Lo digo por decir, claro, entre otras cosas porque en España nunca han traído la leche a casa. Es sólo una metáfora elusiva y alusiva a la celebérrima definición de la democracia que entre habano y habano diese Churchill. Pero cierto es que hoy, en Madrid, cunde el miedo a que en el Día del Trabajo, en el de la Comunidad o en la jornada de reflexión suceda algo imprevisto o, quizá, demasiado previsto que a ningún precio, por rabiosa que sea la desesperación de quienes, según todas las encuestas, van a perder la Puerta del Sol, kilómetro cero de nuestra geografía y de nuestra historia, jamás debería suceder.
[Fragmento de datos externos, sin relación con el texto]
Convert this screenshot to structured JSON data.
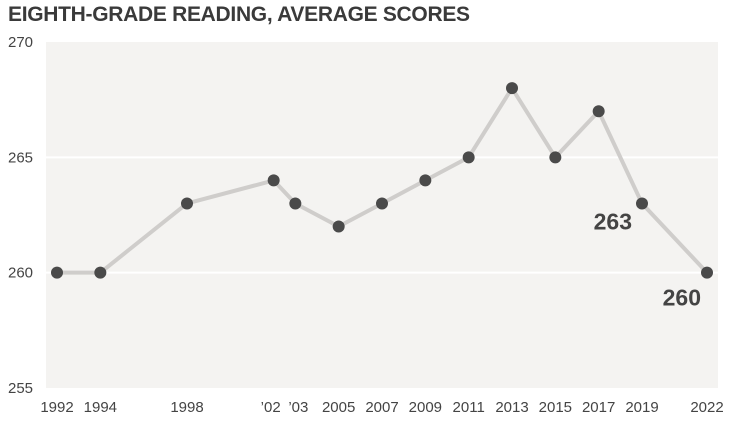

A ese temor, que no es sólo mío, sino de todas las personas con las que hablo, apunta el título de esta columna. Y no es del todo infundado, pues hay un precedente: el del «pásalo» que culebreó por los teléfonos móviles de los españolitos la víspera del día en que Rajoy perdió, contra pronóstico, sus primeras elecciones… Precisamente aquéllas que, según todas las encuestas, se iba a llevar de calle. Los paralelismos son casi siempre ociosos y, en casos como éste, odiosos.
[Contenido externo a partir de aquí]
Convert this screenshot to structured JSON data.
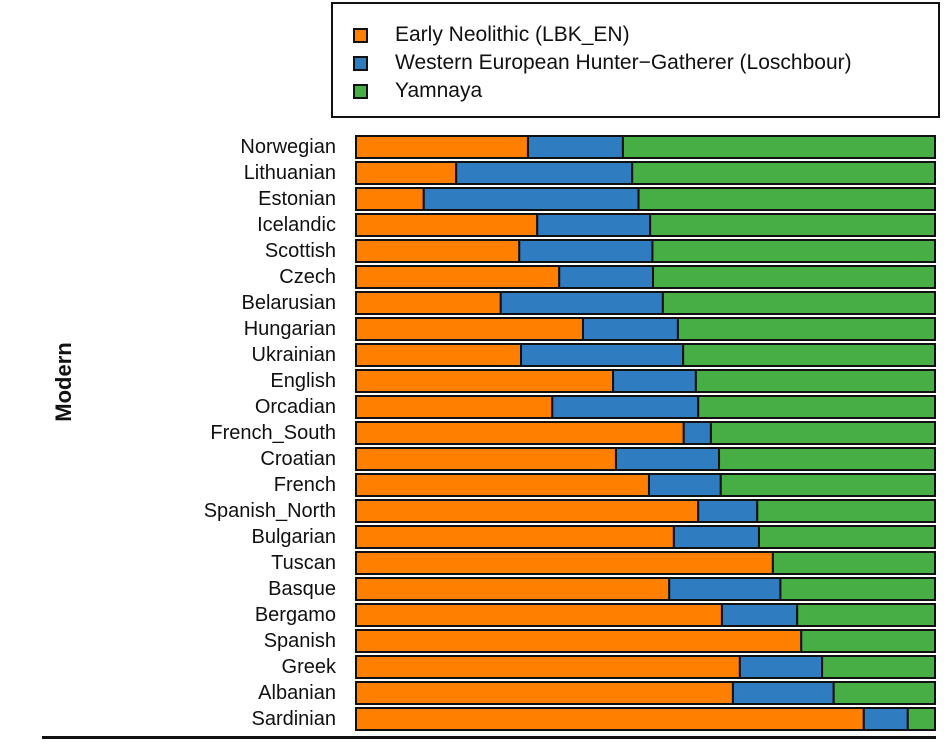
{
  "chart_data": {
    "type": "bar",
    "orientation": "horizontal",
    "stacked": true,
    "normalized": true,
    "title": "",
    "xlabel": "",
    "ylabel": "Modern",
    "xlim": [
      0,
      1
    ],
    "grid": false,
    "legend_position": "top-right",
    "categories": [
      "Norwegian",
      "Lithuanian",
      "Estonian",
      "Icelandic",
      "Scottish",
      "Czech",
      "Belarusian",
      "Hungarian",
      "Ukrainian",
      "English",
      "Orcadian",
      "French_South",
      "Croatian",
      "French",
      "Spanish_North",
      "Bulgarian",
      "Tuscan",
      "Basque",
      "Bergamo",
      "Spanish",
      "Greek",
      "Albanian",
      "Sardinian"
    ],
    "series": [
      {
        "name": "Early Neolithic (LBK_EN)",
        "color": "#FF8000",
        "values": [
          0.297,
          0.173,
          0.117,
          0.313,
          0.282,
          0.351,
          0.25,
          0.392,
          0.285,
          0.444,
          0.339,
          0.566,
          0.449,
          0.506,
          0.591,
          0.549,
          0.72,
          0.541,
          0.632,
          0.769,
          0.663,
          0.651,
          0.877
        ]
      },
      {
        "name": "Western European Hunter−Gatherer (Loschbour)",
        "color": "#2F7CC0",
        "values": [
          0.164,
          0.304,
          0.371,
          0.195,
          0.23,
          0.162,
          0.28,
          0.164,
          0.28,
          0.143,
          0.252,
          0.047,
          0.178,
          0.124,
          0.102,
          0.147,
          0.0,
          0.192,
          0.13,
          0.0,
          0.142,
          0.174,
          0.076
        ]
      },
      {
        "name": "Yamnaya",
        "color": "#47AD45",
        "values": [
          0.539,
          0.523,
          0.512,
          0.492,
          0.488,
          0.487,
          0.47,
          0.444,
          0.435,
          0.413,
          0.409,
          0.387,
          0.373,
          0.37,
          0.307,
          0.304,
          0.28,
          0.267,
          0.238,
          0.231,
          0.195,
          0.175,
          0.047
        ]
      }
    ]
  }
}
Pero no hay miedo, como ha diagnosticado incluso Iván Redondo a propósito de los procesos electorales en general, que, además de rechazo, no conlleve una esperanza. Ésta también figura en mi título y a ella, por mínima y anecdótica (aunque no lo es) que sea, voy a aferrarme en los días de zozobra que aún nos faltan por vivir. El 2 de Mayo, tras año y pico de parón, habrá toros en Madrid. Será un cartel de lujo tanto por los espadas como por las ganaderías que intervendrán en él. No habrá llenazo, pues las medidas sanitarias impuestas por la pandemia reducen el aforo, pero dos horas después de ponerse a la venta las seis mil localidades autorizadas ya no quedaba ni una. Suerte que yo, tirando de amistades y de mi aval de eterno aficionado, me había hecho con dos, para mí y para mi novia, y con otras tantas para una de mis hijas y su novio. La expectación es formidable. Asistirá Isabel Díaz Ayuso y cabe suponer, aunque no se ha dicho, que también lo harán Santi Abascal y Rocío Monasterio. Deberían. Vox, por cierto, cerrará su campaña esa misma tarde, al término de la corrida, en la explanada a la que se abre la Puerta Grande de la plaza. (Un cambio de última hora localiza su cierre en la plaza de Colón) Lo que ocurra dentro y fuera de ésta va a ser un clamor. La ovación con la que los espectadores celebrarán el paseíllo resonarça en todos los rincones del país, en la Maestranza de Sevilla, en la Valencia de Ponce, en el Donosti de Savater, en la Camarga de Montherlant y Simón Casas, en el DF, en Bogotá, en la Caracas de Maduro, en el Perú de Roca Rey y Vargas Llosa, en Quito y hasta en los cuernos de la luna. Yo también lo oiré y podré contárselo a mis nietos para que ellos, algún día, lo cuenten a los suyos. Esa corrida, celebrada cuarenta y ocho horas antes de que los madrileños puedan votar por la libertad y año y pico después de que la pandemia cerrase los toriles, es un símbolo de esperanza, de renacimiento, de regeneración y de primavera similar al de la rama verdecida del olmo viejo de Machado. «Ni gobierno que perdure», escribió éste, «ni mal que cien años dure». Ortega, una vez más, tenía razón. No se puede entender la historia de España, ni su política, ni lo que sucede en nuestra sociedad, dijo, si no se va a los toros. En ellos se aprende a parar, a templar y a mandar. Ese triple canon es ahora más necesario que nunca.